Una gatta in fuga, Vanna Cercenà, Giunti Editore
Nuovo arrivo in casa Giunti per la collana Colibrì (ve ne abbiamo parlato qui), rivolto a lettori “in erba” che abbiano voglia di leggere di viaggi pericolosi, amicizia e… felini.
La storia raccontata da Vanna Cercenà ha inizio infatti nella Siria devastata dalla guerra, nel momento in cui una piccola gatta nera perde mamma e fratellini in un’esplosione e, fuggendo, incontra Alya, piccola umana dalla quale non vorrà più separarsi. Bambini e animali, si sa, hanno molto in comune e sanno creare alleanze indistruttibili che sfuggono allo sguardo degli adulti. Poco importa quindi se la famiglia della bambina sta lasciando la Siria per cercare altrove una vita più serena: Alya nasconde la micia, che ha chiamato Jamyla, nello zaino ed è pronta a portarla con sé.
Assistiamo quindi a dolorosi addii, lunghi tragitti in soffocanti “scatole con le ruote” e traversate in mare molto pericolose, chiedendoci insieme a Jamyla che senso abbia ciò che sta accadendo.
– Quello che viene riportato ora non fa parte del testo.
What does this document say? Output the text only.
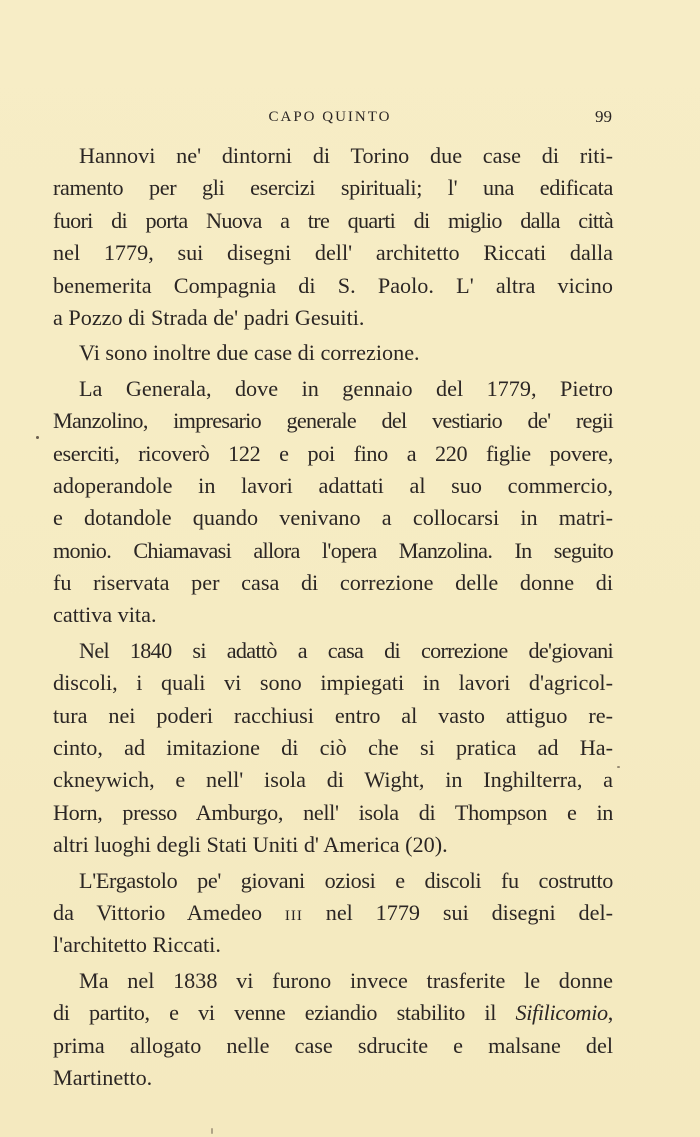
CAPO QUINTO	99
Hannovi ne' dintorni di Torino due case di riti-
ramento per gli esercizi spirituali; l' una edificata
fuori di porta Nuova a tre quarti di miglio dalla città
nel 1779, sui disegni dell' architetto Riccati dalla
benemerita Compagnia di S. Paolo. L' altra vicino
a Pozzo di Strada de' padri Gesuiti.
Vi sono inoltre due case di correzione.
La Generala, dove in gennaio del 1779, Pietro
Manzolino, impresario generale del vestiario de' regii
eserciti, ricoverò 122 e poi fino a 220 figlie povere,
adoperandole in lavori adattati al suo commercio,
e dotandole quando venivano a collocarsi in matri-
monio. Chiamavasi allora l'opera Manzolina. In seguito
fu riservata per casa di correzione delle donne di
cattiva vita.
Nel 1840 si adattò a casa di correzione de'giovani
discoli, i quali vi sono impiegati in lavori d'agricol-
tura nei poderi racchiusi entro al vasto attiguo re-
cinto, ad imitazione di ciò che si pratica ad Ha-
ckneywich, e nell' isola di Wight, in Inghilterra, a
Horn, presso Amburgo, nell' isola di Thompson e in
altri luoghi degli Stati Uniti d' America (20).
L'Ergastolo pe' giovani oziosi e discoli fu costrutto
da Vittorio Amedeo III nel 1779 sui disegni del-
l'architetto Riccati.
Ma nel 1838 vi furono invece trasferite le donne
di partito, e vi venne eziandio stabilito il Sifilicomio,
prima allogato nelle case sdrucite e malsane del
Martinetto.
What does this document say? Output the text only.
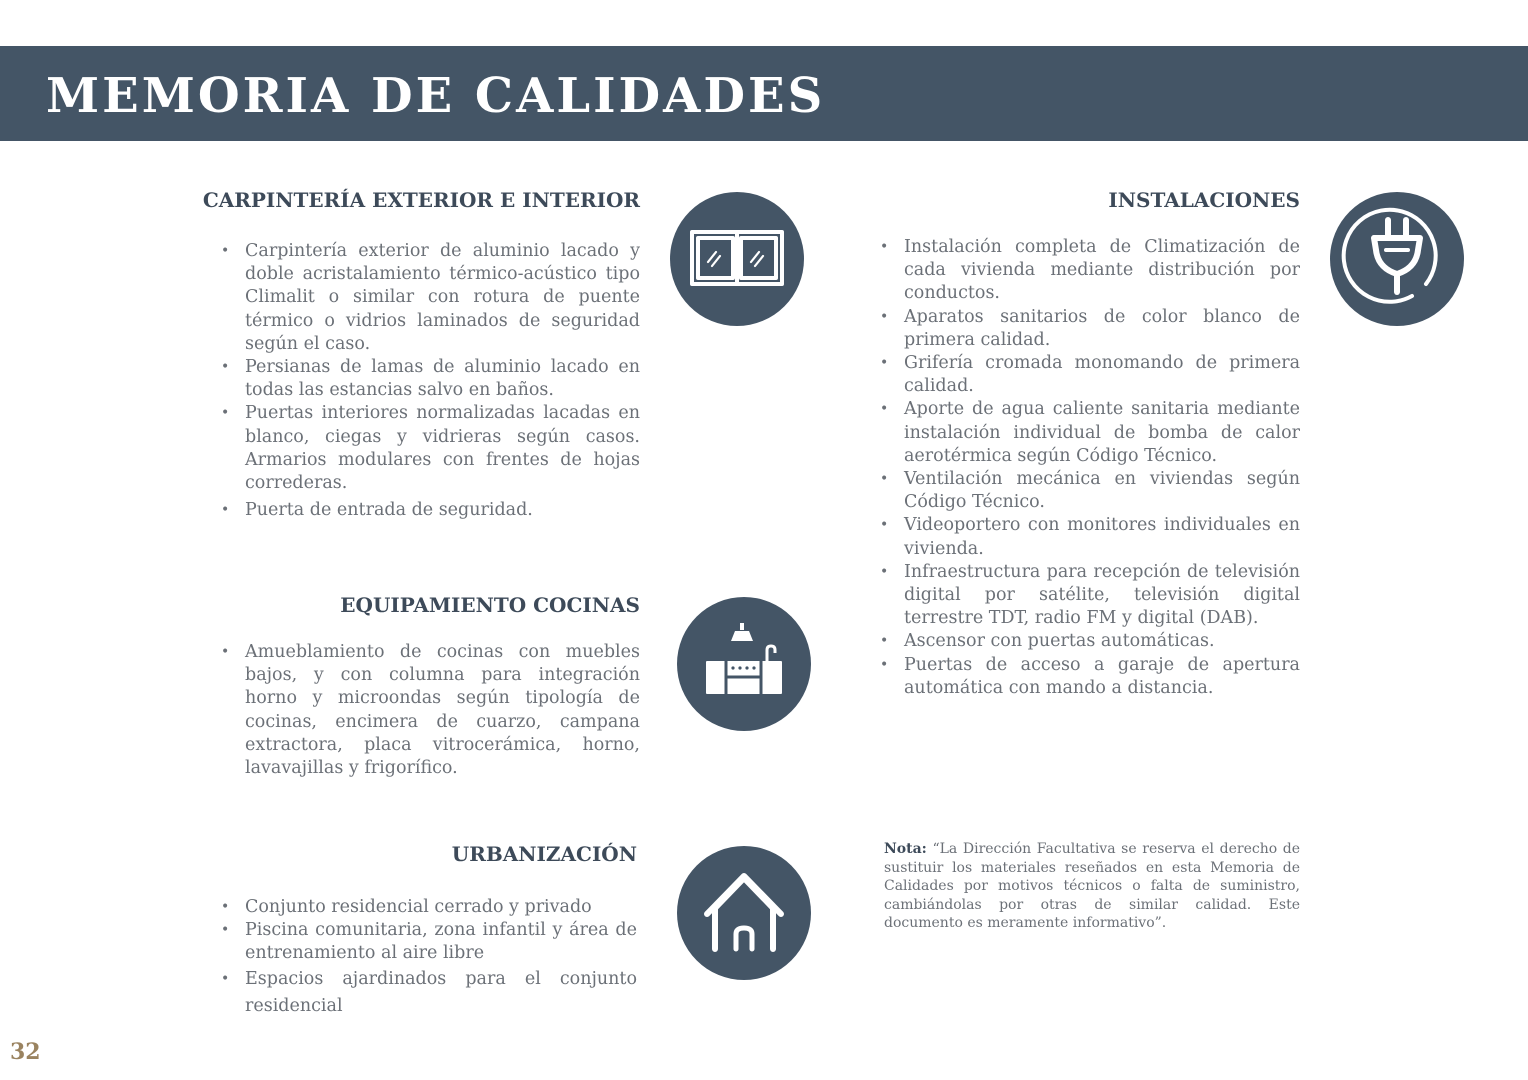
MEMORIA DE CALIDADES
CARPINTERÍA EXTERIOR E INTERIOR
• Carpintería exterior de aluminio lacado y doble acristalamiento térmico-acústico tipo Climalit o similar con rotura de puente térmico o vidrios laminados de seguridad según el caso.
• Persianas de lamas de aluminio lacado en todas las estancias salvo en baños.
• Puertas interiores normalizadas lacadas en blanco, ciegas y vidrieras según casos. Armarios modulares con frentes de hojas correderas.
• Puerta de entrada de seguridad.
EQUIPAMIENTO COCINAS
• Amueblamiento de cocinas con muebles bajos, y con columna para integración horno y microondas según tipología de cocinas, encimera de cuarzo, campana extractora, placa vitrocerámica, horno, lavavajillas y frigorífico.
URBANIZACIÓN
• Conjunto residencial cerrado y privado
• Piscina comunitaria, zona infantil y área de entrenamiento al aire libre
• Espacios ajardinados para el conjunto residencial
INSTALACIONES
• Instalación completa de Climatización de cada vivienda mediante distribución por conductos.
• Aparatos sanitarios de color blanco de primera calidad.
• Grifería cromada monomando de primera calidad.
• Aporte de agua caliente sanitaria mediante instalación individual de bomba de calor aerotérmica según Código Técnico.
• Ventilación mecánica en viviendas según Código Técnico.
• Videoportero con monitores individuales en vivienda.
• Infraestructura para recepción de televisión digital por satélite, televisión digital terrestre TDT, radio FM y digital (DAB).
• Ascensor con puertas automáticas.
• Puertas de acceso a garaje de apertura automática con mando a distancia.

Nota: “La Dirección Facultativa se reserva el derecho de sustituir los materiales reseñados en esta Memoria de Calidades por motivos técnicos o falta de suministro, cambiándolas por otras de similar calidad. Este documento es meramente informativo”.

32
La gattina, infatti, si fa metafora dello spaesamento bambino di fronte al dolore e alla separazione, e fornisce un punto di vista insolito dal quale osservare l’insensatezza della guerra. Facendosi domande e dandosi risposte forse non del tutto logiche, ma sicuramente interessanti, Jamyla ci interroga su un mondo dove a decidere tutto sono i grandi, i ricchi, i potenti, ma a pagarla sono spesso i più piccoli e fragili.
“Che cos’è la guerra?” domanda un gattino piuttosto spelacchiato con un occhio chiuso.
“È una cosa terribile che fanno gli uomini per far morire tutti, anche i gatti” rispondo io.
Una storia leggera come una gatta
Sebbene il tema affrontato da Vanna Cercenà in questo breve romanzo non sia dei più semplici, non dobbiamo pensare a una storia carica di tristezza. L’autrice sceglie infatti di non indugiare sul dolore (anche perché quando si è in fuga non c’è tempo per disperarsi), ma di sfiorarlo appena, preferendo svelare quel microcosmo di dolcezza e affetto che i “cuccioli” sanno crearsi anche nei momenti più bui. Alya e Jamyla, confuse e preoccupate, trovano l’una nell’altra qualcosa di cui prendersi cura, e la loro amicizia finirà per conquistare tutta la famiglia.
Le delicate illustrazioni che scandiscono i momenti più importanti del viaggio di Jamyla e della sua padroncina contribuiscono al clima di tenera complicità che pervade il testo, arricchendolo di interpretazioni nuove. Così, nelle pennellate di Giulia Dragone lo zaino di Alya diventa capace di contenere tutto ciò che lei ha di più caro (il suo fratellino Ferid e Jamyla inclusi) e l’elicottero dei soccorsi, che la gattina crede un uccello, si fa grande colomba di pace.
In ognuna delle immagini che accompagnano il testo incontriamo poi una vegetazione lussureggiante ed esotica, che ognuno può interpretare secondo la propria sensibilità: a me piace pensare che essa simboleggi la bellezza di una terra d’origine che, abbandonata a malincuore, continua a vivere nei propri figli per quanto lontano possano andare.